Bagus menekankan pentingnya mewaspadai hepatitis B pada anak, yang digunakan dapat menular dari ibu ke bayi lalu berpotensi menjadi kronis. Jika hepatitis B menjadi kronis, hal ini dapat tumbuh menjadi sirosis hati atau bahkan mutasi yang tambahan berbahaya.
Beberapa gejala klinis yang dapat dikenali pada anak-anak dengan hepatitis meliputi warna warna kekuningan pada sklera (bagian putih mata), mual, perut kembung, anoreksia, serta nyeri perut. Ciri lain yang juga rutin muncul adalah inovasi warna urine menjadi pekat seperti teh.
Meskipun hepatitis pada anak banyak kali tidak ada memerlukan penyembuhan khusus, dr. Bagus menekankan pentingnya penerapan pola hidup sehat juga pemenuhan asupan nutrisi lalu multivitamin untuk menjaga kondisi tubuh anak.

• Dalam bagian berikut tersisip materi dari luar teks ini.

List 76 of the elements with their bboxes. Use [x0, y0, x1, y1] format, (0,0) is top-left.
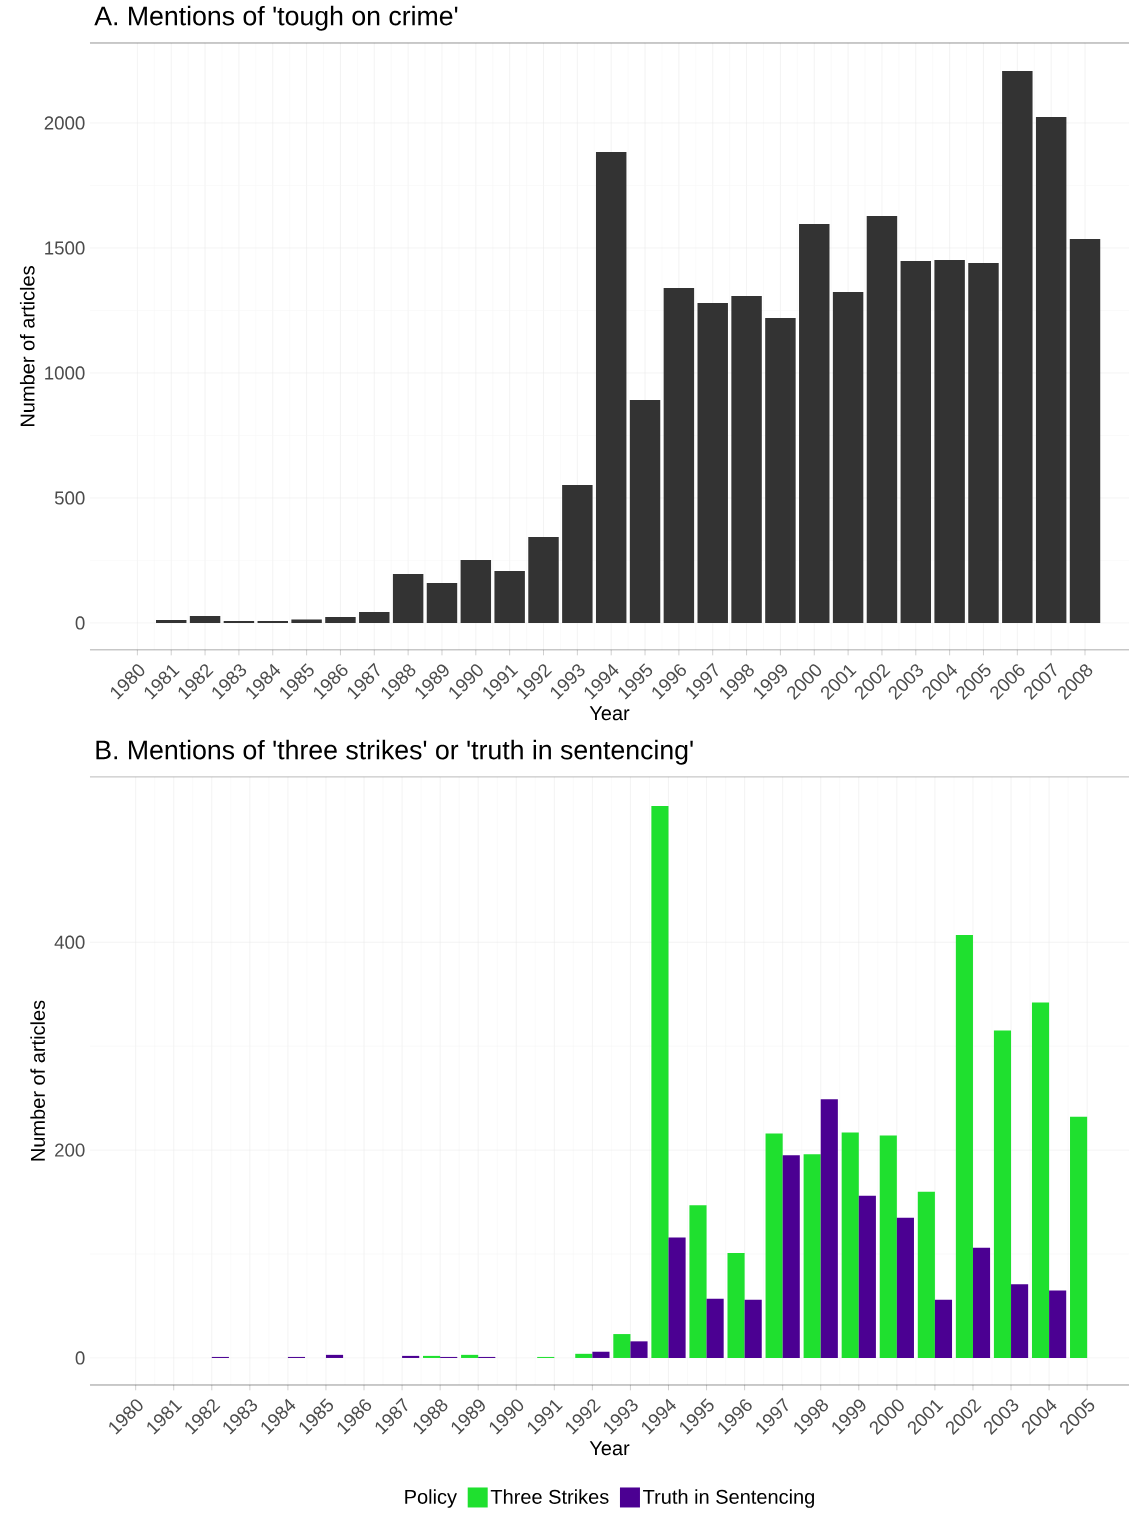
bar — [592, 1351, 610, 1358]
bar — [896, 1217, 914, 1358]
bar — [765, 317, 796, 623]
bar — [832, 291, 864, 623]
bar — [575, 1353, 593, 1358]
bar — [900, 260, 932, 623]
bar — [917, 1191, 935, 1358]
bar — [155, 619, 187, 623]
legend-label: Three Strikes — [490, 1489, 609, 1504]
bar — [689, 1205, 707, 1358]
bar — [663, 287, 695, 623]
bar — [1002, 70, 1033, 623]
bar — [668, 1237, 686, 1358]
y-tick-label: 0 — [75, 616, 85, 630]
bar — [1069, 238, 1101, 623]
bar — [461, 1354, 479, 1358]
y-tick-label: 1000 — [45, 366, 85, 380]
bar — [731, 295, 762, 623]
bar — [651, 806, 669, 1358]
bar — [562, 484, 593, 623]
bar — [630, 1341, 648, 1358]
bar — [291, 619, 322, 623]
bar — [613, 1334, 631, 1358]
bar — [629, 399, 661, 623]
bar — [879, 1135, 897, 1358]
bar — [841, 1132, 859, 1358]
y-tick-label: 400 — [54, 935, 85, 949]
bar — [460, 559, 492, 623]
bar — [257, 620, 288, 623]
bar — [189, 615, 221, 623]
y-tick-label: 0 — [75, 1351, 85, 1365]
bar — [1035, 116, 1067, 623]
bar — [392, 573, 424, 623]
bar — [803, 1154, 821, 1358]
bar — [423, 1355, 441, 1358]
y-tick-label: 1500 — [45, 241, 85, 255]
bar — [934, 1299, 953, 1358]
bar — [697, 302, 728, 623]
bar — [934, 259, 965, 623]
y-tick-label: 500 — [54, 491, 85, 505]
bar — [1011, 1284, 1029, 1358]
bar — [494, 570, 525, 623]
y-tick-label: 200 — [55, 1143, 85, 1157]
bar — [858, 1195, 876, 1358]
bar — [765, 1133, 783, 1358]
bar — [325, 1354, 344, 1358]
y-tick-label: 2000 — [44, 116, 85, 130]
bar — [744, 1299, 762, 1358]
bar — [799, 223, 830, 623]
bar — [972, 1247, 991, 1358]
x-axis-title: Year — [589, 706, 630, 721]
bar — [402, 1355, 420, 1358]
bar — [1031, 1002, 1050, 1358]
bar — [968, 262, 999, 623]
bar — [359, 611, 390, 623]
x-axis-title: Year — [589, 1441, 630, 1456]
chart-title: B. Mentions of 'three strikes' or 'truth in sentencing' — [96, 739, 693, 765]
bar — [595, 151, 627, 623]
bar — [325, 616, 356, 623]
bar — [993, 1030, 1012, 1358]
chart-title: A. Mentions of 'tough on crime' — [94, 5, 458, 31]
bar — [782, 1155, 800, 1358]
bar — [706, 1298, 724, 1358]
bar — [866, 215, 898, 623]
y-axis-title: Number of articles — [30, 1000, 45, 1161]
bar — [727, 1253, 745, 1358]
bar — [955, 934, 973, 1358]
bar — [1070, 1116, 1088, 1358]
bar — [223, 620, 255, 623]
bar — [820, 1099, 838, 1358]
bar — [426, 582, 458, 623]
bar — [1049, 1290, 1067, 1358]
legend-label: Truth in Sentencing — [643, 1489, 814, 1508]
legend-title: Policy — [405, 1489, 457, 1508]
y-axis-title: Number of articles — [19, 266, 35, 426]
bar — [528, 536, 559, 623]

Hal ini penting untuk menghindari komplikasi serius yang mana kemungkinan besar terjadi di area kemudian hari.
“Pada umumnya hepatitis pada anak-anak bukan membutuhkan penyembuhan khusus, jadi hanya sekali diberikan dukungan nutrisi lalu multivitamin saja,” tuturnya.
Selain itu, dr. Bagus juga mengingatkan orang tua agar terus-menerus memperhatikan sanitasi anak-anak mereka. Kebersihan yang tersebut baik serta sanitasi yang terjaga dapat membantu mengurangi infeksi hepatitis, teristimewa di tempat lingkungan yang digunakan rentan.
Melalui edukasi yang digunakan di acara Dokter UNAIR TV, dr. Bagus berharap orang tua lebih besar sadar akan pentingnya menjaga kondisi tubuh hati anak-anak dan juga menggalakkan tindakan pencegahan yang mana tambahan baik melalui sanitasi dan juga imunisasi yang mana tepat. Dengan begitu, risiko hepatitis pada anak dapat berkurang.